Entomopoxvirus thymidine kinase promoter sequence, an allelic variant, or a fragment thereof, wherein said promoter sequence is operably linked to a selected heterologous gene sequence, said promoter sequence being capable of directing the replication and expression of said gene in a selected host cell.

21. A recombinant molecule comprising a polynucleotide sequence encoding the Entomopoxvirus spheroidin gene, an allelic variant, or a fragment thereof, linked in frame to a polynucleotide sequence encoding a selected heterologous gene sequence.

22. A recombinant molecule comprising a polynucleotide sequence encoding the Entomopoxvirus thymidine kinase gene, an allelic variant, or a fragment thereof, linked in frame to a polynucleotide sequence encoding a selected heterologous gene sequence.

23. A recombinant molecule comprising an Entomopoxvirus spheroidin gene polynucleotide sequence, an allelic variant, or a fragment thereof, into which a selected heterologous gene sequence has been inserted.

24. A recombinant molecule comprising an

Entomopoxvirus thymidine kinase gene polynucleotide sequence, an allelic variant, or a fragment thereof, into which a selected heterologous gene sequence has been inserted.

25. A recombinant virus comprising a polynucleotide sequence comprising an Entomopoxvirus spheroidin gene polynucleotide sequence, an allelic variant or a fragment thereof, optionally linked to a selected heterologous gene sequence.

26. The virus according to claim 25, which is a poxvirus selected from the group consisting of a vertebrate poxvirus, orthopoxvirus, suipoxvirus, vaccinia virus and entomopoxvirus.

27. A recombinant virus comprising a polynucleotide sequence comprising an Entomopoxvirus thymidine kinase gene polynucleotide sequence, an allelic variant or a fragment thereof, optionally linked to a selected heterologous gene sequence.

28. The virus according to claim 27, which is a poxvirus selected from the group consisting of a vertebrate poxvirus, orthopoxvirus, suipoxvirus, vaccinia virus and entomopoxvirus.
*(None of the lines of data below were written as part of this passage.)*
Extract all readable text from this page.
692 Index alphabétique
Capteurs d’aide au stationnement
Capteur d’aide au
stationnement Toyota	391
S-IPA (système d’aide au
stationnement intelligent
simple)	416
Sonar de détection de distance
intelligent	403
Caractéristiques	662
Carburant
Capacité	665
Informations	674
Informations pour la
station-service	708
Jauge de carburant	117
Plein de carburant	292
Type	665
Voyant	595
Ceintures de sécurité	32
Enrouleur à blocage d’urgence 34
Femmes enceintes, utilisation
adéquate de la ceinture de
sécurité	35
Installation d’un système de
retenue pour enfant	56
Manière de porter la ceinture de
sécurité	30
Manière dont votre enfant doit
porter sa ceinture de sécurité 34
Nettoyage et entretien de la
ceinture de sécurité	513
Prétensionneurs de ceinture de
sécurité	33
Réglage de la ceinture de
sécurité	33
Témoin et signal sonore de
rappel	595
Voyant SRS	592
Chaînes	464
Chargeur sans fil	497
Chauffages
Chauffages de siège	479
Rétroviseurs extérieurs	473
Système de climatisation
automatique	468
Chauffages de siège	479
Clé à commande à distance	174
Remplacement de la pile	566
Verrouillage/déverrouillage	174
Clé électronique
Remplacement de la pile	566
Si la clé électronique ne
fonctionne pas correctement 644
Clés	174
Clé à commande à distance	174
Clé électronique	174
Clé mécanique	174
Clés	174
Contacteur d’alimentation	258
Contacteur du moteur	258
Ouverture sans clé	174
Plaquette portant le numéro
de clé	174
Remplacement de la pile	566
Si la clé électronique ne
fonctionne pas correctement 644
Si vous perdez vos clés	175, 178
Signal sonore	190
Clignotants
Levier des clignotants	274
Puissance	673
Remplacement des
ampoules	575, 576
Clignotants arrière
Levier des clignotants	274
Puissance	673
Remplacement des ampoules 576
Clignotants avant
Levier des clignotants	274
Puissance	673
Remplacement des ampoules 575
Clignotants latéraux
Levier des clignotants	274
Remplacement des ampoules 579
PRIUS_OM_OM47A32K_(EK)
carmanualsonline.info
29. A cell infected with a recombinant virus comprising an Entomopoxvirus spheroidin gene

polynucleotide sequence, an allelic variant, or a

fragment thereof, optionally linked to a selected

heterologous gene sequence.

30. The cell according to claim 29 selected from the group consisting of insect cells and mammalian cells.
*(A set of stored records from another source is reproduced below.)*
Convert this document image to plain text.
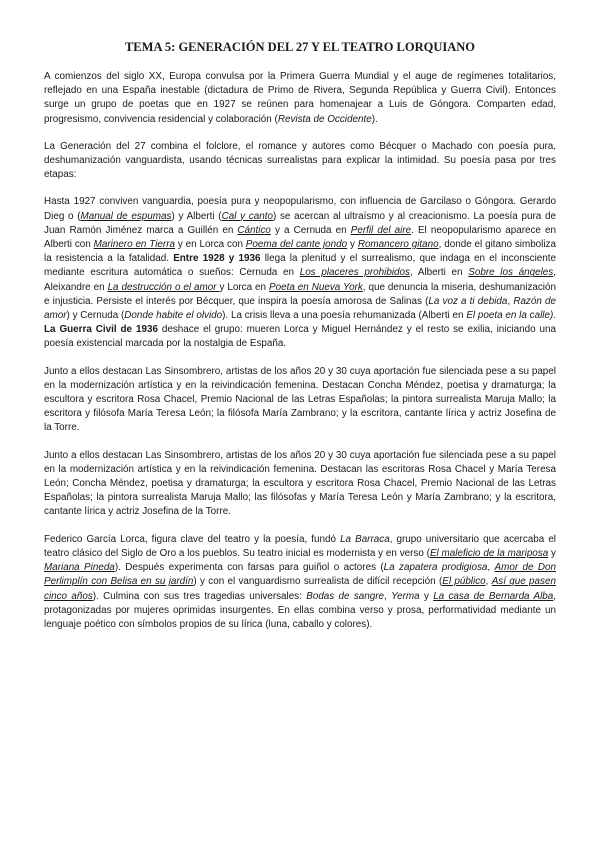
TEMA 5: GENERACIÓN DEL 27 Y EL TEATRO LORQUIANO

A comienzos del siglo XX, Europa convulsa por la Primera Guerra Mundial y el auge de regímenes totalitarios, reflejado en una España inestable (dictadura de Primo de Rivera, Segunda República y Guerra Civil). Entonces surge un grupo de poetas que en 1927 se reúnen para homenajear a Luis de Góngora. Comparten edad, progresismo, convivencia residencial y colaboración (Revista de Occidente).

La Generación del 27 combina el folclore, el romance y autores como Bécquer o Machado con poesía pura, deshumanización vanguardista, usando técnicas surrealistas para explicar la intimidad. Su poesía pasa por tres etapas:

Hasta 1927 conviven vanguardia, poesía pura y neopopularismo, con influencia de Garcilaso o Góngora. Gerardo Dieg o (Manual de espumas) y Alberti (Cal y canto) se acercan al ultraísmo y al creacionismo. La poesía pura de Juan Ramón Jiménez marca a Guillén en Cántico y a Cernuda en Perfil del aire. El neopopularismo aparece en Alberti con Marinero en Tierra y en Lorca con Poema del cante jondo y Romancero gitano, donde el gitano simboliza la resistencia a la fatalidad. Entre 1928 y 1936 llega la plenitud y el surrealismo, que indaga en el inconsciente mediante escritura automática o sueños: Cernuda en Los placeres prohibidos, Alberti en Sobre los ángeles, Aleixandre en La destrucción o el amor y Lorca en Poeta en Nueva York, que denuncia la miseria, deshumanización e injusticia. Persiste el interés por Bécquer, que inspira la poesía amorosa de Salinas (La voz a ti debida, Razón de amor) y Cernuda (Donde habite el olvido). La crisis lleva a una poesía rehumanizada (Alberti en El poeta en la calle). La Guerra Civil de 1936 deshace el grupo: mueren Lorca y Miguel Hernández y el resto se exilia, iniciando una poesía existencial marcada por la nostalgia de España.

Junto a ellos destacan Las Sinsombrero, artistas de los años 20 y 30 cuya aportación fue silenciada pese a su papel en la modernización artística y en la reivindicación femenina. Destacan Concha Méndez, poetisa y dramaturga; la escultora y escritora Rosa Chacel, Premio Nacional de las Letras Españolas; la pintora surrealista Maruja Mallo; la escritora y filósofa María Teresa León; la filósofa María Zambrano; y la escritora, cantante lírica y actriz Josefina de la Torre.

Junto a ellos destacan Las Sinsombrero, artistas de los años 20 y 30 cuya aportación fue silenciada pese a su papel en la modernización artística y en la reivindicación femenina. Destacan las escritoras Rosa Chacel y María Teresa León; Concha Méndez, poetisa y dramaturga; la escultora y escritora Rosa Chacel, Premio Nacional de las Letras Españolas; la pintora surrealista Maruja Mallo; las filósofas y María Teresa León y María Zambrano; y la escritora, cantante lírica y actriz Josefina de la Torre.

Federico García Lorca, figura clave del teatro y la poesía, fundó La Barraca, grupo universitario que acercaba el teatro clásico del Siglo de Oro a los pueblos. Su teatro inicial es modernista y en verso (El maleficio de la mariposa y Mariana Pineda). Después experimenta con farsas para guiñol o actores (La zapatera prodigiosa, Amor de Don Perlimplín con Belisa en su jardín) y con el vanguardismo surrealista de difícil recepción (El público, Así que pasen cinco años). Culmina con sus tres tragedias universales: Bodas de sangre, Yerma y La casa de Bernarda Alba, protagonizadas por mujeres oprimidas insurgentes. En ellas combina verso y prosa, performatividad mediante un lenguaje poético con símbolos propios de su lírica (luna, caballo y colores).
31. A cell infected with a recombinant virus comprising an Entomopoxvirus thymidine kinase gene polynucleotide sequence, an allelic variant, or a

fragment thereof, optionally linked to a selected

heterologous gene sequence.

32. The cell according to claim 31 selected from the group consisting of insect cells and mammalian cells.
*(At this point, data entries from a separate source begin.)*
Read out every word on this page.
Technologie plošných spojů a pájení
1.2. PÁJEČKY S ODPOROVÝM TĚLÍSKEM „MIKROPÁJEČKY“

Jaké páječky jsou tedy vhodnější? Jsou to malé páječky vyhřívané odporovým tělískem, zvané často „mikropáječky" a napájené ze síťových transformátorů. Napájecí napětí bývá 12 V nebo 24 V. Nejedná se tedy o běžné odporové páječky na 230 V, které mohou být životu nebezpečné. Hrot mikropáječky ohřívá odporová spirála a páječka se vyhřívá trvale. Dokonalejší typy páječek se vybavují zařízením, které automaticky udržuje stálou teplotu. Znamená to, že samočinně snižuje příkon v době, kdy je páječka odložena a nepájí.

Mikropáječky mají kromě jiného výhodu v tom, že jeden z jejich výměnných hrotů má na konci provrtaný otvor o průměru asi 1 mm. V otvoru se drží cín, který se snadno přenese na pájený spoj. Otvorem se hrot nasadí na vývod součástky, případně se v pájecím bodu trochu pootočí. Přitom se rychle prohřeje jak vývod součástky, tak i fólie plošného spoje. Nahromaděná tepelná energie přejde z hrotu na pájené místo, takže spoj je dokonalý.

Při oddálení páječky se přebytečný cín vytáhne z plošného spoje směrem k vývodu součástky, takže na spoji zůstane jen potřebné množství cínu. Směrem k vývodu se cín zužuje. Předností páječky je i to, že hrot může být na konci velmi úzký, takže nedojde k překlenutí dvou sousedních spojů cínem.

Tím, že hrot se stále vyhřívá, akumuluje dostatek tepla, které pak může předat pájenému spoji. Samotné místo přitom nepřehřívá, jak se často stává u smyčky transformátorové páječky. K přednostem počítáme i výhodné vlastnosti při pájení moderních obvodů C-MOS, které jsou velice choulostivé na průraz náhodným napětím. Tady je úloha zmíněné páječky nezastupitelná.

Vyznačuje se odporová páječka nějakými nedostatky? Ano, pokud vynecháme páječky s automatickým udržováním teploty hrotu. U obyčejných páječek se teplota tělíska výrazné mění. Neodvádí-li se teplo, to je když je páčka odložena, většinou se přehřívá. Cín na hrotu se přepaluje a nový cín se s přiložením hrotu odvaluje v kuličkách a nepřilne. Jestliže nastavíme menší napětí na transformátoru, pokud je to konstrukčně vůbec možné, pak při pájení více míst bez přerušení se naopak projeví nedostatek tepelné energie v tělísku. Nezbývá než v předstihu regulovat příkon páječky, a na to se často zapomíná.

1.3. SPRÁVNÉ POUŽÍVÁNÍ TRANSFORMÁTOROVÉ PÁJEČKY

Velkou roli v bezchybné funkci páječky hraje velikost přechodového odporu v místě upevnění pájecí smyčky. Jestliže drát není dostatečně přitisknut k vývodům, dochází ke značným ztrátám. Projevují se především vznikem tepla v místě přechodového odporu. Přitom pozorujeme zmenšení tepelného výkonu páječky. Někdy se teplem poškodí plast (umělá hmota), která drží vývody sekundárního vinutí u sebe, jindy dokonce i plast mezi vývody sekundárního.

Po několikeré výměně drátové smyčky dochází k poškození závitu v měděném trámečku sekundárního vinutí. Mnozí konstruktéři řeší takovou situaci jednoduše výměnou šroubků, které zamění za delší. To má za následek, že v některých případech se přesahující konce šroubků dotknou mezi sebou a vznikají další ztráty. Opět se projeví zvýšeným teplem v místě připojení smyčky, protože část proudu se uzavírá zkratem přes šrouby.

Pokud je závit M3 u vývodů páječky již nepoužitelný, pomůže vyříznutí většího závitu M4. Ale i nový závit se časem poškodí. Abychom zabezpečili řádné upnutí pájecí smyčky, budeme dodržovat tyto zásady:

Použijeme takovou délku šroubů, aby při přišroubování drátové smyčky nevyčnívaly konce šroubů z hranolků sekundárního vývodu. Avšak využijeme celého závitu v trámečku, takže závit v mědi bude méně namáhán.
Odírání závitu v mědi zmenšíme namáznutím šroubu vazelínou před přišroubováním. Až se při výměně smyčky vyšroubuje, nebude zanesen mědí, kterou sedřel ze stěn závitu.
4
33. A method for producing a selected polypeptide comprising culturing a selected host cell infected with a recombinant virus comprising an

Entomopoxvirus thymidine kinase gene polynucleotide sequence, an allelic variant, or a fragment thereof, operably linked to a heterologous gene sequence encoding said selected polypeptide, and recovering said

polypeptide from the culture medium.

34. A method for producing a selected

polypeptide comprising culturing a selected host cell infected with a recombinant virus comprising an

Entomopoxvirus spheroidin gene polynucleotide sequence, an allelic variant, or a fragment thereof, operably linked to a selected heterologous gene sequence encoding said selected polypeptide, and recovering said

polypeptide from the culture medium.

35. A method for screening recombinant host cells for insertion of heterologous genes comprising transforming said cells with a polynucleotide molecule comprising the selected heterologous gene sequence inserted into the polynucleotide sequence encoding entomopox spheroidin, wherein the absence of occlusion bodies normally formed by the expression of the

spheroidin protein indicates the integration of the heterologous gene.

36. A method for screening recombinant host cells for insertion of heterologous genes comprising infecting said cells with a polynucleotide molecule comprising the selected heterologous gene sequence inserted into the polynucleotide sequence encoding entomopox thymidine kinase, wherein the presence of thymidine kinase function formed by the integration of the inactive thymidine kinase sequence indicates the insertion of the heterologous gene.